In 1997, the claimant commenced proceedings for possession. A 1998 revaluation of the property for the purposes of resale revealed the presence of mundic, a contaminatory mining waste specific to areas of Cornwall: the property was consequently unmarketable.
The claimant alleged that it had suffered loss and damage as a result of its reliance upon the defendant’s surveys. The defendant contended that the claimant had been fixed with constructive knowledge of the problem in 1994, when the possibility of mundic contamination was first brought to its attention, and that, under section 14A of the Limitation Act 1980, it was therefore statute-barred from pursuing its claim. However, the claimant maintained that, although a test for mundic had been available in 1989, the defendant had withheld that information in its 1991 report, thereby deliberately concealing a fact relevant to its right of action. Consequently, it claimed, time did not run for the purposes of section 32 of the 1980 Act.

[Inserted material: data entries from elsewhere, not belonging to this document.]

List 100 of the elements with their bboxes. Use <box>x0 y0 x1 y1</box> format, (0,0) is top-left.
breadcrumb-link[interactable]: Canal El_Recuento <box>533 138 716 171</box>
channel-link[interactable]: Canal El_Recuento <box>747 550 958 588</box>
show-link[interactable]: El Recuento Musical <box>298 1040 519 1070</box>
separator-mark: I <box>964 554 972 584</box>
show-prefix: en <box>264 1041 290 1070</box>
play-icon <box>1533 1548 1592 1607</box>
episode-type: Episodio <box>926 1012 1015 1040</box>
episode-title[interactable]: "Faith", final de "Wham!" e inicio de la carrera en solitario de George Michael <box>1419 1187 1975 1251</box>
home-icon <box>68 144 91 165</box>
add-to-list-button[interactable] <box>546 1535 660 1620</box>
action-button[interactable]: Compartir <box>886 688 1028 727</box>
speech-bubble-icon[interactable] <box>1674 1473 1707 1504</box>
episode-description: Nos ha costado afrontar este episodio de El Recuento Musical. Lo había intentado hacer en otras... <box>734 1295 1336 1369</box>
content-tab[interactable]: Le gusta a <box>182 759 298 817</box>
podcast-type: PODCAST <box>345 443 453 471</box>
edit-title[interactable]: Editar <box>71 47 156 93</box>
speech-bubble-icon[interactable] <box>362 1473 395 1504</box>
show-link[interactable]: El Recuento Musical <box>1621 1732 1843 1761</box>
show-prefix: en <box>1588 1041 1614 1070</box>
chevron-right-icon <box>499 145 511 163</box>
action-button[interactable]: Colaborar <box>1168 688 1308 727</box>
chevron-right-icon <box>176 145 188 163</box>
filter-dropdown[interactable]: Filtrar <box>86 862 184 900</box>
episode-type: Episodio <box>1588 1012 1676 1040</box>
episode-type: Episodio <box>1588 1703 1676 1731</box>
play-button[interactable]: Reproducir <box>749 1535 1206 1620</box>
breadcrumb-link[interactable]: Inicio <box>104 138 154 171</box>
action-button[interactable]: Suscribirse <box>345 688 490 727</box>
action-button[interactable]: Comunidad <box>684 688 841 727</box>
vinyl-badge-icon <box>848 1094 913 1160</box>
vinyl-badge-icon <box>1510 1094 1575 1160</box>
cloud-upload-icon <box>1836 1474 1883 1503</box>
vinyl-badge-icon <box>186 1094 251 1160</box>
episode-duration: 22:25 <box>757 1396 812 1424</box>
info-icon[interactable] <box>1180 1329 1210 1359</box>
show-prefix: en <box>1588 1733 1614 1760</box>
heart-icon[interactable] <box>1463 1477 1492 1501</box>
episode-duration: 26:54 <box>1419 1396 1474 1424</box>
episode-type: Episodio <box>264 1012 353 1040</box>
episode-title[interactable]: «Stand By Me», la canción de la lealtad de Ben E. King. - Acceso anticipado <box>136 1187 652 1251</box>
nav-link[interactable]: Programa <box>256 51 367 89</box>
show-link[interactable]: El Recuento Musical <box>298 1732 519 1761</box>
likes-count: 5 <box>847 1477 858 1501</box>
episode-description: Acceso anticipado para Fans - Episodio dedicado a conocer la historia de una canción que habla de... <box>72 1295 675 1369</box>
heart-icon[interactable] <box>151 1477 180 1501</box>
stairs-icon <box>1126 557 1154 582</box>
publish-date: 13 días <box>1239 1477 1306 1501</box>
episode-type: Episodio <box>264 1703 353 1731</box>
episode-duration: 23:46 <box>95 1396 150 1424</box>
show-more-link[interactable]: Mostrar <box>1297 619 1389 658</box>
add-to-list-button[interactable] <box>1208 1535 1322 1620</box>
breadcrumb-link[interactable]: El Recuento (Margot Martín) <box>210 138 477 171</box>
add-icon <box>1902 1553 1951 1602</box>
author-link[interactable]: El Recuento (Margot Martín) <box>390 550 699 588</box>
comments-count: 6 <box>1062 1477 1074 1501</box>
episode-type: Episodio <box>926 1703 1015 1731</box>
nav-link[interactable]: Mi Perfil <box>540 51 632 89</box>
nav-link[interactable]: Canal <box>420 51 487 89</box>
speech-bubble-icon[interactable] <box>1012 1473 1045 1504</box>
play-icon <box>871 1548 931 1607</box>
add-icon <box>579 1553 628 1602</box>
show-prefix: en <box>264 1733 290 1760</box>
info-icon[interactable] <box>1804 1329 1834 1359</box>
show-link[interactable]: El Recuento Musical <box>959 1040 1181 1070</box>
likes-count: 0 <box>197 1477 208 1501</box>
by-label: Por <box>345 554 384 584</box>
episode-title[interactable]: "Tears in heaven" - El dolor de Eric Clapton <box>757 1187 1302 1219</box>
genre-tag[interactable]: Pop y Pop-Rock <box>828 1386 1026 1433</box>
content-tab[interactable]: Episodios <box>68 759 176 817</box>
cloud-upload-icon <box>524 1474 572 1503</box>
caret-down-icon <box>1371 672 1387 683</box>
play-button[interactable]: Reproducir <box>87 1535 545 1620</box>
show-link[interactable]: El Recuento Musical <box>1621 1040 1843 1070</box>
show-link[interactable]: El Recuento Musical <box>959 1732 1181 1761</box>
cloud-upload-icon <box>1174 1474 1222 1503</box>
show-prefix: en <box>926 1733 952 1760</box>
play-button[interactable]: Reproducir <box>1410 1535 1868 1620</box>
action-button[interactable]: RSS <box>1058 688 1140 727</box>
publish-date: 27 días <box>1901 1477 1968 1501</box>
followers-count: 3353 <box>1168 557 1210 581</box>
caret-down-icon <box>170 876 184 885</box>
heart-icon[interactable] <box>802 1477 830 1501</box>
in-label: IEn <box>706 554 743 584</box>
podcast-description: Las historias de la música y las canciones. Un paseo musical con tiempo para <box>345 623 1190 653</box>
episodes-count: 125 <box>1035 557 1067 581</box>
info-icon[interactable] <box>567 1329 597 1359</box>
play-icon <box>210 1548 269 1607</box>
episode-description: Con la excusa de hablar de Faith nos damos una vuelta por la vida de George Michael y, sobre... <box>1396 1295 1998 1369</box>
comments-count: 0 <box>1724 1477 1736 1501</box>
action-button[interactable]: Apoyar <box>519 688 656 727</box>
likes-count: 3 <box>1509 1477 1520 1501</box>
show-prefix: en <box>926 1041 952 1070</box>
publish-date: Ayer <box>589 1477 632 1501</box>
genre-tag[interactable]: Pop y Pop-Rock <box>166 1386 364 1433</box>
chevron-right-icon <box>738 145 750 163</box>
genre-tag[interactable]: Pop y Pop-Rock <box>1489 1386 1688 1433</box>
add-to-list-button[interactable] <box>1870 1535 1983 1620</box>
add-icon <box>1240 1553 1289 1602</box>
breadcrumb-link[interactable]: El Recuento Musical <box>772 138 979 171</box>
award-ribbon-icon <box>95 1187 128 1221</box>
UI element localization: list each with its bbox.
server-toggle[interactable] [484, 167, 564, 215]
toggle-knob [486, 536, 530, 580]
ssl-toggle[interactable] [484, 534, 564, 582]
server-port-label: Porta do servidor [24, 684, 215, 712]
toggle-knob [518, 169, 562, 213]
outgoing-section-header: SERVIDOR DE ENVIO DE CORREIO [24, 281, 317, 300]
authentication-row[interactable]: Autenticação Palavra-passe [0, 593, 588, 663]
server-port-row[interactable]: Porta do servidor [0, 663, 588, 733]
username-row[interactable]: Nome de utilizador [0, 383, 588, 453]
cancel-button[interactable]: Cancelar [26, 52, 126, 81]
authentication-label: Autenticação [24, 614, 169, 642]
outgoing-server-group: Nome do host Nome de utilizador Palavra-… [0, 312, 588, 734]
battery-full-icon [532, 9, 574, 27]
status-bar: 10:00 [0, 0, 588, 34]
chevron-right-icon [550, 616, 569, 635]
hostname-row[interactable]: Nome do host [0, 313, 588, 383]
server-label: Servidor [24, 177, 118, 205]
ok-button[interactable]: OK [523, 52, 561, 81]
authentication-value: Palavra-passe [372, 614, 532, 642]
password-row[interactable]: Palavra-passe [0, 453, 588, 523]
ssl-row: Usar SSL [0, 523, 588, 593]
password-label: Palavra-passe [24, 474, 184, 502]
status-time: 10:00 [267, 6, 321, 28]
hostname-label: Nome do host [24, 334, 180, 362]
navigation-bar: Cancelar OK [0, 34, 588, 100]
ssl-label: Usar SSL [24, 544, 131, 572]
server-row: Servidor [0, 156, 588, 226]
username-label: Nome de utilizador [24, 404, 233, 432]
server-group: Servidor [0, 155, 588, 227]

Held: The claim was dismissed.
It was apparent that, by at least 1989, the problem of mundic contamination in certain areas of Cornwall had become a cause of concern to surveyors and lending institutions, but that the situation with regard to testing was unclear. The debate about how and when to test, and the reliability of the test, was effectively terminated when the RICS introduced guidelines in 1994. The defendant had drawn the claimant’s attention to the guidelines in its 1994 report. Accordingly, as at that date, the claimant had been fixed with clear constructive knowledge of the mundic problem for the purposes of section 14A.
Although it was true that the claimant did not know for certain that the property was affected, it had not taken steps to ascertain this. The test propounded in Paragon Finance plc v Thakerar & Co [1991] 1 All ER 400 was: “How would a claimant building society have acted if it had had adequate but not unlimited staff and resources, and was motivated by a reasonable but not excessive sense of urgency?” Knowing what the claimant knew about the property in 1994 — its value, the level of borrowing, the precarious financial circumstances of the borrower, the possibility that the blockwork was suspect and the existence of a reliable test — it had not acted with due diligence. Its assertion that the defendant had deliberately concealed relevant facts, which amounted to an allegation of very serious professional misconduct, was unfounded. Even if, on the balance of probabilities, such concealment had taken place, the claimant had an onus to demonstrate that it had not discovered the fact when acting with due diligence, and it had failed to do so. The claim was therefore statute-barred.
John Virgo (instructed by Morgan Cole, of Cardiff) appeared for the claimant; Ian Holtum (instructed by SJ Cornish, of Tiverton) appeared for the defendant.